The former British Prime Minister, Margaret Thatcher has resisted an AIDS awareness campaign, revealed a new report.
The National Archives have now released a set of files showing how the prime minister hesitated to initiate a public awareness campaign to warn youngsters about the dangers of risky sex.
‘Margaret Thatcher had restricted a public awareness campaign on AIDS which highlighted the dangers of risky sex and advised people to have safe sex in UK.’
She backed down after advisers and ministers warned hundreds of thousands could be infected by the AIDS virus if they failed to change their lifestyles.
After five years of reporting its first AIDS case, the awareness of the disease was increasing in the UK. But Thatcher was not keen on the health secretary's plan for a newspaper campaign with advice on "safe sex."
She scrawled in a note: "Do we have to do the section on risky sex? I should have thought it could do immense harm if young teenagers were to read it. I think the anxiety on the part of parents and many teenagers who would never be in danger from Aids, exceeds the good it may do... adverts where every young person will read and hear of practices they never knew about will do harm."
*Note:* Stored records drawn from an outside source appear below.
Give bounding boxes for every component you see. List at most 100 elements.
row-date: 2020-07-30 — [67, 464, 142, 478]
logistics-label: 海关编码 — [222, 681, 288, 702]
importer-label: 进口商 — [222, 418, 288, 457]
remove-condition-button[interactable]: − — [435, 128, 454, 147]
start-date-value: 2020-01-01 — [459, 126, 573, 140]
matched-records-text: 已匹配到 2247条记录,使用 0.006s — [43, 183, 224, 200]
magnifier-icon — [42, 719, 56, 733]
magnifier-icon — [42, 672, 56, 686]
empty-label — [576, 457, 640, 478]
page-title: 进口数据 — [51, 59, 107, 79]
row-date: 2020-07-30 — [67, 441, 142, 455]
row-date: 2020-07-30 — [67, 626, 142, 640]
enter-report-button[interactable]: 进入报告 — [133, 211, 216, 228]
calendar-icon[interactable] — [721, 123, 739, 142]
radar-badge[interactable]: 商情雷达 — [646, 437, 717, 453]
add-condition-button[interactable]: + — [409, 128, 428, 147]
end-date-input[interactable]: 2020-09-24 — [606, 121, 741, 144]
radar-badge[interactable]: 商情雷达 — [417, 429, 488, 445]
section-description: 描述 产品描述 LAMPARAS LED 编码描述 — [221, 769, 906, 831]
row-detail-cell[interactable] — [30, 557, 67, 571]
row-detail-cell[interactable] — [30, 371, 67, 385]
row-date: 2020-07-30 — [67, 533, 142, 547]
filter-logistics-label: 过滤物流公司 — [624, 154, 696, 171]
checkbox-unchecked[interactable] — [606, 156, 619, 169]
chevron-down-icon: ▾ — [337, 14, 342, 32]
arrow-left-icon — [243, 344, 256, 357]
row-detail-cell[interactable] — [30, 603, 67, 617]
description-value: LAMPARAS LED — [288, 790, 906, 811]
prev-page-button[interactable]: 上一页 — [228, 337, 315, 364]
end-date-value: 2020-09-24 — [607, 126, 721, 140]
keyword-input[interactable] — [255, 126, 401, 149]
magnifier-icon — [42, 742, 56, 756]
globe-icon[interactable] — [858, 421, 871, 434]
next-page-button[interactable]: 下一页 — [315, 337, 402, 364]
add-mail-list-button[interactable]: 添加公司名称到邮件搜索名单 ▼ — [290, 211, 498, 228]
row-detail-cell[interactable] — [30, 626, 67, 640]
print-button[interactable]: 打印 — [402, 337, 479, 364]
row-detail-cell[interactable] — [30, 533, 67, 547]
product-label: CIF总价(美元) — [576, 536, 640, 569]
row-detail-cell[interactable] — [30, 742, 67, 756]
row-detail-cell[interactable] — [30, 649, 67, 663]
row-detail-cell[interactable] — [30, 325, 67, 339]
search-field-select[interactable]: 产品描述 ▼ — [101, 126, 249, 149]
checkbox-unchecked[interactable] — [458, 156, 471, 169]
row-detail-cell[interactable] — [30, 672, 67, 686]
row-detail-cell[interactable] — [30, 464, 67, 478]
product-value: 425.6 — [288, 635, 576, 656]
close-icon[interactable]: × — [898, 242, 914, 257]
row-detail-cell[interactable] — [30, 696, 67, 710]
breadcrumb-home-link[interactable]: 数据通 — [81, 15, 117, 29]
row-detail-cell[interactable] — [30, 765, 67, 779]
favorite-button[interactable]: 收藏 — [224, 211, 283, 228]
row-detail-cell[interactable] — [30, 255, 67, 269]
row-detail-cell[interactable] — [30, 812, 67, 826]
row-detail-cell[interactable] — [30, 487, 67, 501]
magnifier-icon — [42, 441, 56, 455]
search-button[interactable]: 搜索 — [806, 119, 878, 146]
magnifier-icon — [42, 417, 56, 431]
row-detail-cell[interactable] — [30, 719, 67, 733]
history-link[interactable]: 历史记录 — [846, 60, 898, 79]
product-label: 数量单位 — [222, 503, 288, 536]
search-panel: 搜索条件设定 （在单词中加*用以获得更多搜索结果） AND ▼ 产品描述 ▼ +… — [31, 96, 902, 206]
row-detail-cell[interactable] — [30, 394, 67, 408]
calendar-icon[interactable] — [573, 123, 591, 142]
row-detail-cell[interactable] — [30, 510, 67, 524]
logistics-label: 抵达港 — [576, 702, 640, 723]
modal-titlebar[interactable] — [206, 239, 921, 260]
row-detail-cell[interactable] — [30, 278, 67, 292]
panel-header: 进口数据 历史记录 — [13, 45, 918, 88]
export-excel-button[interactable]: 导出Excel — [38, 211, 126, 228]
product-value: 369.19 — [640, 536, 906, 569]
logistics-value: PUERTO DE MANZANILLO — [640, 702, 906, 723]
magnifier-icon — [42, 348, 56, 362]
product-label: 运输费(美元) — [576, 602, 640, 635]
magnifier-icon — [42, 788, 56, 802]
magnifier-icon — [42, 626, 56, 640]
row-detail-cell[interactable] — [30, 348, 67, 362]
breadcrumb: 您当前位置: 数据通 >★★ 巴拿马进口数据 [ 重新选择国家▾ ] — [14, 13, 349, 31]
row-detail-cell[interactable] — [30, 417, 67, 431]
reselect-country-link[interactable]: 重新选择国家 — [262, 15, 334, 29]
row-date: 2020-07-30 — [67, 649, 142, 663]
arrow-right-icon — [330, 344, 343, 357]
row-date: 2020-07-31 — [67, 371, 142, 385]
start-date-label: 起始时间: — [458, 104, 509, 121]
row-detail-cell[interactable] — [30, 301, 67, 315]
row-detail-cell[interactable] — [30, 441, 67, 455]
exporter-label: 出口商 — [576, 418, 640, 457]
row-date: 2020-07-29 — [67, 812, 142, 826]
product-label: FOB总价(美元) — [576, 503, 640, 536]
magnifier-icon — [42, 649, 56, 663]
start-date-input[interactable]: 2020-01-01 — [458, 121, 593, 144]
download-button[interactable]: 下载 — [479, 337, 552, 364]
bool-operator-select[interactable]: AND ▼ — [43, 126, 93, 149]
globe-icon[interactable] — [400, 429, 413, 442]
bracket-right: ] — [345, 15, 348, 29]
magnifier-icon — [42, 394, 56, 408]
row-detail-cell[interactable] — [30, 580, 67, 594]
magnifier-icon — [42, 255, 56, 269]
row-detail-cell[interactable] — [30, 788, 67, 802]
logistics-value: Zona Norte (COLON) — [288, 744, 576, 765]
But the health secretary insisted that advice on safe sex must be included particularly in relation to gay men without which the advert would lose "all its medical authority and credibility."
The cabinet secretary, Sir Robert Armstrong, warned her: "If there is no change in habits and practices, particularly but not exclusively among those currently most at risk (homosexual and bisexual men and drug misusers), there could at the end of five years be half a million infected carriers of whom a substantial number would subsequently develop the disease; and that is a sober estimate."
At first she objected but later gave in when many ministers did not support her decision. Finally the advert was sent to all homes across the country.